Der neue NH 90 der Bundeswehr soll frühzeitig in Afghanistan eingesetzt werden.Foto:
Der neue NH 90 der Bundeswehr soll frühzeitig in Afghanistan eingesetzt werden.Foto:
(Sven Rapreger)


Rheine - „Die Bundeswehr muss bekommen, was sie zur Erfüllung ihres Auftrags benötigt“, sagt Verteidigungsminister zu Guttenberg. Dazu gehören Hubschrauber für die Truppe in Afghanistan. „Wir prüfen derzeit verschiedene Möglichkeiten, den Einsatz von Hubschraubern an den gestiegenen Bedarf anzupassen“, bestätigte ein Sprecher des Ministers. Offenbar konzentriert sich das Ministerium auf den neuen Hubschrauber NH 90. Der Transport-Helikopter solle mit „bestimmten Fähigkeiten beschleunigt für den Afghanistan-Einsatz“ bereitgestellt werden.

Durch die ständige Präsenz im Auslandseinsatz haben die beiden CH-53-Heeresfliegerregimenter in Rheine und Laupheim - wie berichtet - die Leistungsgrenze erreicht. Die Flotte der für den Auslandseinsatz fähigen CH-53-Hubschrauber soll in 2010 zwar von 20 auf 26 aufgestockt werden. Es werde aber wohl nicht gelingen, in kommenden Jahr den „Personalkörper“ anzupassen, heißt es im Ministeri­um. Verworfen hat das Heer inzwischen die Idee, einen „aufgemotzten“ Hubschrauber-Veteran vom Bell UH-1D an den Hindukusch zu schicken. Zwischenzeitlich, so der Sprecher weiter, unterstützten die USA die Bundeswehr.

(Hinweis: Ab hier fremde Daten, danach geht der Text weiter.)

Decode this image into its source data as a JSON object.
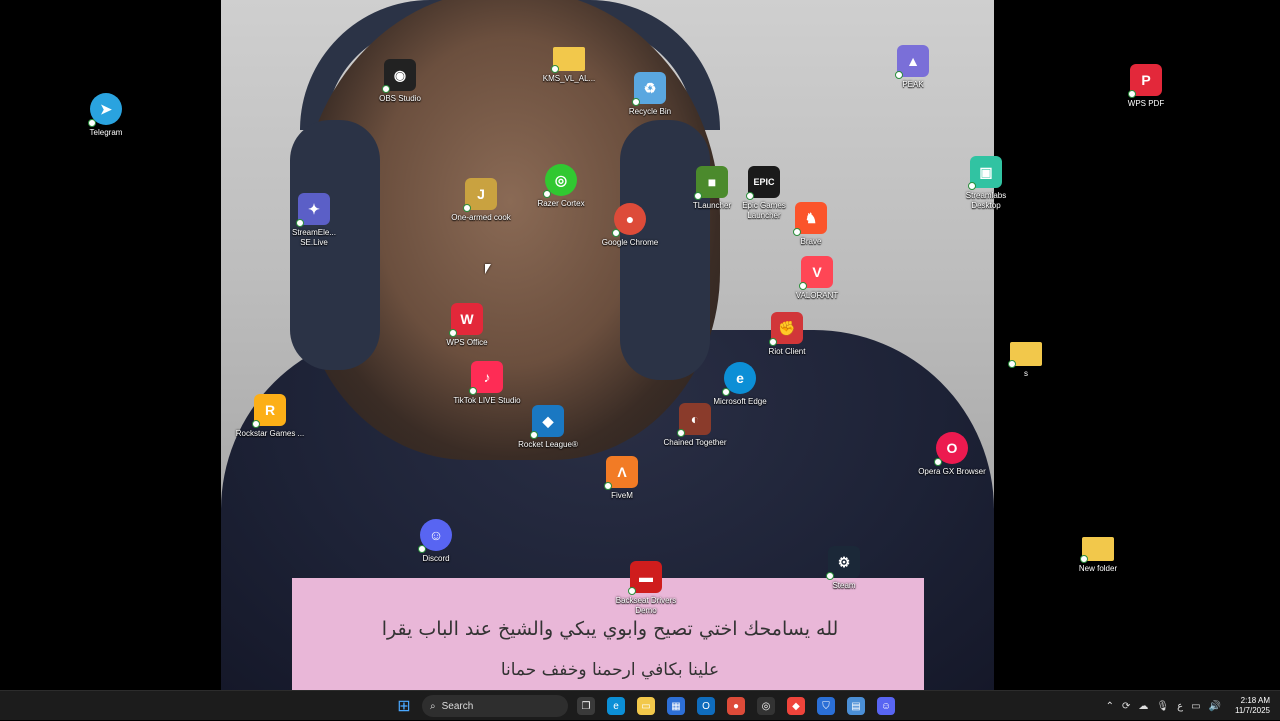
{
  "wallpaper": {
    "caption_line1": "لله يسامحك اختي تصيح وابوي يبكي والشيخ عند الباب يقرا",
    "caption_line2": "علينا بكافي ارحمنا وخفف حمانا"
  },
  "desktop_icons": [
    {
      "label": "Telegram",
      "icon": "telegram-icon",
      "color": "#2aa3df",
      "glyph": "➤"
    },
    {
      "label": "OBS Studio",
      "icon": "obs-icon",
      "color": "#222222",
      "glyph": "◉"
    },
    {
      "label": "KMS_VL_AL...",
      "icon": "folder-icon",
      "color": "#f2c84b",
      "glyph": ""
    },
    {
      "label": "Recycle Bin",
      "icon": "recycle-bin-icon",
      "color": "#5aa7e0",
      "glyph": "♻"
    },
    {
      "label": "PEAK",
      "icon": "peak-icon",
      "color": "#7a6fd8",
      "glyph": "▲"
    },
    {
      "label": "WPS PDF",
      "icon": "wps-pdf-icon",
      "color": "#e3283a",
      "glyph": "P"
    },
    {
      "label": "One-armed cook",
      "icon": "one-armed-cook-icon",
      "color": "#c9a240",
      "glyph": "J"
    },
    {
      "label": "Razer Cortex",
      "icon": "razer-cortex-icon",
      "color": "#31c831",
      "glyph": "◎"
    },
    {
      "label": "TLauncher",
      "icon": "tlauncher-icon",
      "color": "#4b8a2c",
      "glyph": "■"
    },
    {
      "label": "Epic Games Launcher",
      "icon": "epic-games-icon",
      "color": "#1a1a1a",
      "glyph": "EPIC"
    },
    {
      "label": "Streamlabs Desktop",
      "icon": "streamlabs-icon",
      "color": "#31c3a2",
      "glyph": "▣"
    },
    {
      "label": "StreamEle... SE.Live",
      "icon": "streamelements-icon",
      "color": "#5b5fc7",
      "glyph": "✦"
    },
    {
      "label": "Google Chrome",
      "icon": "chrome-icon",
      "color": "#dd4b39",
      "glyph": "●"
    },
    {
      "label": "Brave",
      "icon": "brave-icon",
      "color": "#fb542b",
      "glyph": "♞"
    },
    {
      "label": "VALORANT",
      "icon": "valorant-icon",
      "color": "#ff4655",
      "glyph": "V"
    },
    {
      "label": "WPS Office",
      "icon": "wps-office-icon",
      "color": "#e3283a",
      "glyph": "W"
    },
    {
      "label": "Riot Client",
      "icon": "riot-client-icon",
      "color": "#d13639",
      "glyph": "✊"
    },
    {
      "label": "s",
      "icon": "folder-icon",
      "color": "#f2c84b",
      "glyph": ""
    },
    {
      "label": "TikTok LIVE Studio",
      "icon": "tiktok-live-icon",
      "color": "#fe2c55",
      "glyph": "♪"
    },
    {
      "label": "Microsoft Edge",
      "icon": "edge-icon",
      "color": "#0c8fd6",
      "glyph": "e"
    },
    {
      "label": "Rockstar Games ...",
      "icon": "rockstar-icon",
      "color": "#fcaf17",
      "glyph": "R"
    },
    {
      "label": "Rocket League®",
      "icon": "rocket-league-icon",
      "color": "#1a78c2",
      "glyph": "◆"
    },
    {
      "label": "Chained Together",
      "icon": "chained-together-icon",
      "color": "#8a3b2b",
      "glyph": "◐"
    },
    {
      "label": "Opera GX Browser",
      "icon": "opera-gx-icon",
      "color": "#ec1a4f",
      "glyph": "O"
    },
    {
      "label": "FiveM",
      "icon": "fivem-icon",
      "color": "#f27b25",
      "glyph": "Λ"
    },
    {
      "label": "Discord",
      "icon": "discord-icon",
      "color": "#5865f2",
      "glyph": "☺"
    },
    {
      "label": "Backseat Drivers Demo",
      "icon": "backseat-drivers-icon",
      "color": "#cf1d1d",
      "glyph": "▬"
    },
    {
      "label": "Steam",
      "icon": "steam-icon",
      "color": "#1b2838",
      "glyph": "⚙"
    },
    {
      "label": "New folder",
      "icon": "folder-icon",
      "color": "#f2c84b",
      "glyph": ""
    }
  ],
  "taskbar": {
    "search_placeholder": "Search",
    "apps": [
      {
        "name": "task-view",
        "icon": "task-view-icon",
        "color": "#3a3a3a",
        "glyph": "❐"
      },
      {
        "name": "edge",
        "icon": "edge-icon",
        "color": "#0c8fd6",
        "glyph": "e"
      },
      {
        "name": "file-explorer",
        "icon": "file-explorer-icon",
        "color": "#f2c84b",
        "glyph": "▭"
      },
      {
        "name": "microsoft-store",
        "icon": "store-icon",
        "color": "#2d6fd6",
        "glyph": "▦"
      },
      {
        "name": "outlook",
        "icon": "outlook-icon",
        "color": "#0f6cbd",
        "glyph": "O"
      },
      {
        "name": "chrome",
        "icon": "chrome-icon",
        "color": "#dd4b39",
        "glyph": "●"
      },
      {
        "name": "razer-cortex",
        "icon": "razer-cortex-icon",
        "color": "#333333",
        "glyph": "◎"
      },
      {
        "name": "anydesk",
        "icon": "anydesk-icon",
        "color": "#ef443b",
        "glyph": "◆"
      },
      {
        "name": "defender",
        "icon": "shield-icon",
        "color": "#2b6fd6",
        "glyph": "⛉"
      },
      {
        "name": "notepad",
        "icon": "notepad-icon",
        "color": "#4b8fd6",
        "glyph": "▤"
      },
      {
        "name": "discord",
        "icon": "discord-icon",
        "color": "#5865f2",
        "glyph": "☺"
      }
    ],
    "tray": {
      "language": "ع",
      "time": "2:18 AM",
      "date": "11/7/2025"
    }
  }
}
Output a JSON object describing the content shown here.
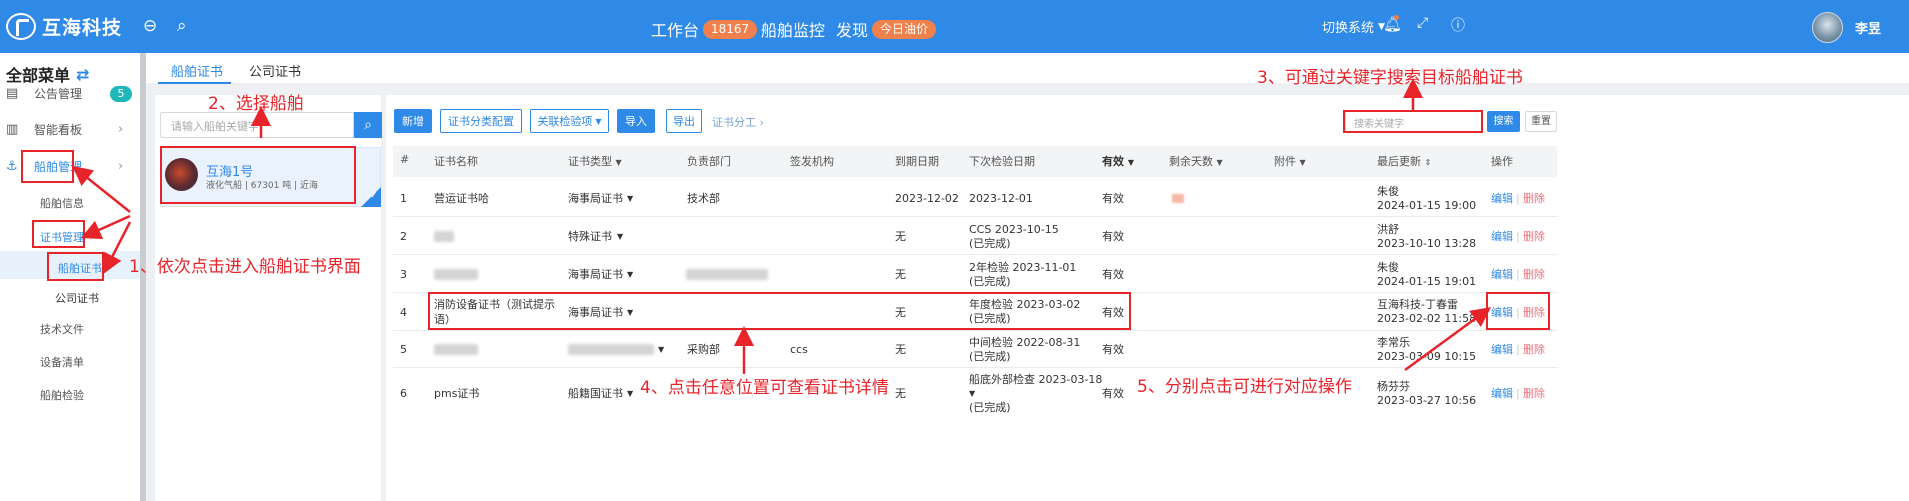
{
  "topbar": {
    "logo_text": "互海科技",
    "nav": [
      {
        "label": "工作台",
        "badge": "18167"
      },
      {
        "label": "船舶监控",
        "badge": ""
      },
      {
        "label": "发现",
        "badge": "今日油价"
      }
    ],
    "switch_system": "切换系统",
    "user_name": "李昱"
  },
  "sidebar": {
    "title": "全部菜单",
    "items": [
      {
        "label": "公告管理",
        "badge": "5"
      },
      {
        "label": "智能看板"
      },
      {
        "label": "船舶管理"
      }
    ],
    "sub_items": [
      "船舶信息",
      "证书管理",
      "船舶证书",
      "公司证书",
      "技术文件",
      "设备清单",
      "船舶检验"
    ]
  },
  "tabs": [
    "船舶证书",
    "公司证书"
  ],
  "ship_panel": {
    "search_placeholder": "请输入船舶关键字",
    "ship_name": "互海1号",
    "ship_info": "液化气船 | 67301 吨 | 近海"
  },
  "toolbar": {
    "add": "新增",
    "category_config": "证书分类配置",
    "related_inspection": "关联检验项",
    "import": "导入",
    "export": "导出",
    "assign": "证书分工",
    "keyword_placeholder": "搜索关键字",
    "search": "搜索",
    "reset": "重置"
  },
  "table": {
    "headers": [
      "#",
      "证书名称",
      "证书类型",
      "负责部门",
      "签发机构",
      "到期日期",
      "下次检验日期",
      "有效",
      "剩余天数",
      "附件",
      "最后更新",
      "操作"
    ],
    "rows": [
      {
        "no": "1",
        "name": "营运证书哈",
        "type": "海事局证书",
        "dept": "技术部",
        "issuer": "",
        "expiry": "2023-12-02",
        "next": "2023-12-01",
        "next_sub": "",
        "valid": "有效",
        "updater": "朱俊",
        "updated": "2024-01-15 19:00"
      },
      {
        "no": "2",
        "name": "",
        "type": "特殊证书",
        "dept": "",
        "issuer": "",
        "expiry": "无",
        "next": "CCS 2023-10-15",
        "next_sub": "(已完成)",
        "valid": "有效",
        "updater": "洪舒",
        "updated": "2023-10-10 13:28"
      },
      {
        "no": "3",
        "name": "",
        "type": "海事局证书",
        "dept": "",
        "issuer": "",
        "expiry": "无",
        "next": "2年检验 2023-11-01",
        "next_sub": "(已完成)",
        "valid": "有效",
        "updater": "朱俊",
        "updated": "2024-01-15 19:01"
      },
      {
        "no": "4",
        "name": "消防设备证书（测试提示语）",
        "type": "海事局证书",
        "dept": "",
        "issuer": "",
        "expiry": "无",
        "next": "年度检验 2023-03-02",
        "next_sub": "(已完成)",
        "valid": "有效",
        "updater": "互海科技-丁春雷",
        "updated": "2023-02-02 11:58"
      },
      {
        "no": "5",
        "name": "",
        "type": "",
        "dept": "采购部",
        "issuer": "ccs",
        "expiry": "无",
        "next": "中间检验 2022-08-31",
        "next_sub": "(已完成)",
        "valid": "有效",
        "updater": "李常乐",
        "updated": "2023-03-09 10:15"
      },
      {
        "no": "6",
        "name": "pms证书",
        "type": "船籍国证书",
        "dept": "",
        "issuer": "",
        "expiry": "无",
        "next": "船底外部检查 2023-03-18",
        "next_sub": "(已完成)",
        "valid": "有效",
        "updater": "杨芬芬",
        "updated": "2023-03-27 10:56"
      }
    ],
    "action_edit": "编辑",
    "action_delete": "删除"
  },
  "annotations": {
    "a1": "1、依次点击进入船舶证书界面",
    "a2": "2、选择船舶",
    "a3": "3、可通过关键字搜索目标船舶证书",
    "a4": "4、点击任意位置可查看证书详情",
    "a5": "5、分别点击可进行对应操作"
  },
  "colors": {
    "primary": "#2f89e6",
    "annotation": "#e8242b",
    "delete": "#f0707a",
    "badge": "#f0814c"
  }
}
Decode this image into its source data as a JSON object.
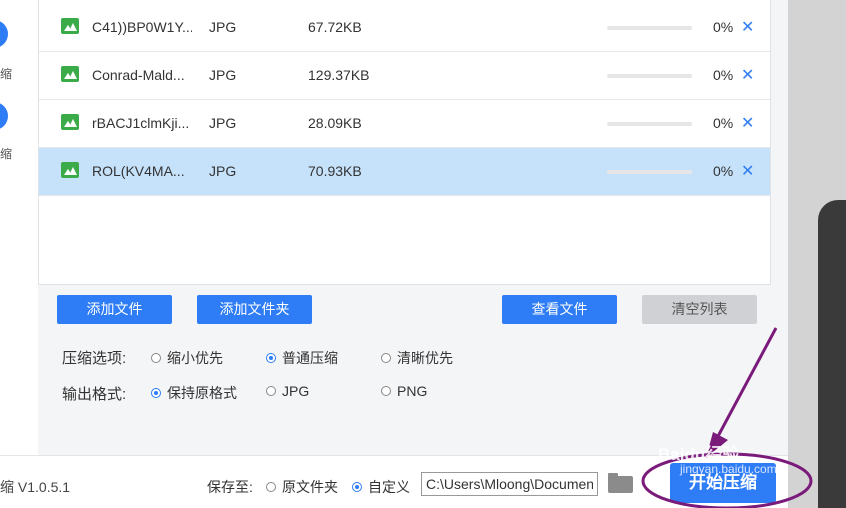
{
  "sidebar": {
    "labels": [
      "缩",
      "缩"
    ]
  },
  "files": [
    {
      "name": "C41))BP0W1Y...",
      "type": "JPG",
      "size": "67.72KB",
      "progress": "0%",
      "progress_fraction": 0,
      "selected": false
    },
    {
      "name": "Conrad-Mald...",
      "type": "JPG",
      "size": "129.37KB",
      "progress": "0%",
      "progress_fraction": 0,
      "selected": false
    },
    {
      "name": "rBACJ1clmKji...",
      "type": "JPG",
      "size": "28.09KB",
      "progress": "0%",
      "progress_fraction": 0,
      "selected": false
    },
    {
      "name": "ROL(KV4MA...",
      "type": "JPG",
      "size": "70.93KB",
      "progress": "0%",
      "progress_fraction": 0,
      "selected": true
    }
  ],
  "delete_symbol": "✕",
  "actions": {
    "add_file": "添加文件",
    "add_folder": "添加文件夹",
    "view_files": "查看文件",
    "clear_list": "清空列表"
  },
  "compression": {
    "label": "压缩选项:",
    "options": [
      "缩小优先",
      "普通压缩",
      "清晰优先"
    ],
    "selected": "普通压缩"
  },
  "output_format": {
    "label": "输出格式:",
    "options": [
      "保持原格式",
      "JPG",
      "PNG"
    ],
    "selected": "保持原格式"
  },
  "footer": {
    "version": "缩 V1.0.5.1",
    "save_to_label": "保存至:",
    "save_options": [
      "原文件夹",
      "自定义"
    ],
    "save_selected": "自定义",
    "path_value": "C:\\Users\\Mloong\\Documents",
    "start_button": "开始压缩"
  },
  "watermark": {
    "main": "Baidu经验",
    "sub": "jingyan.baidu.com"
  },
  "colors": {
    "accent": "#2e7cf6",
    "selected_row": "#c6e2fb",
    "annotation": "#7a1a7a"
  }
}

Wie das Lufttransportkommando in Münster mitteilte, erhält die Luftwaffe den NH 90 zwar Anfang des kommenden Jahres. Dass er kurzfristig für den Afghanistan-Einsatz bereitsteht, wird von Insidern jedoch bezweifelt. „Bisher sind alle neuen Maschinen zwei Jahre lang im Inland getestet worden, damit sämtliche Kinderkrankheiten ausgemerzt werden können“, hieß es.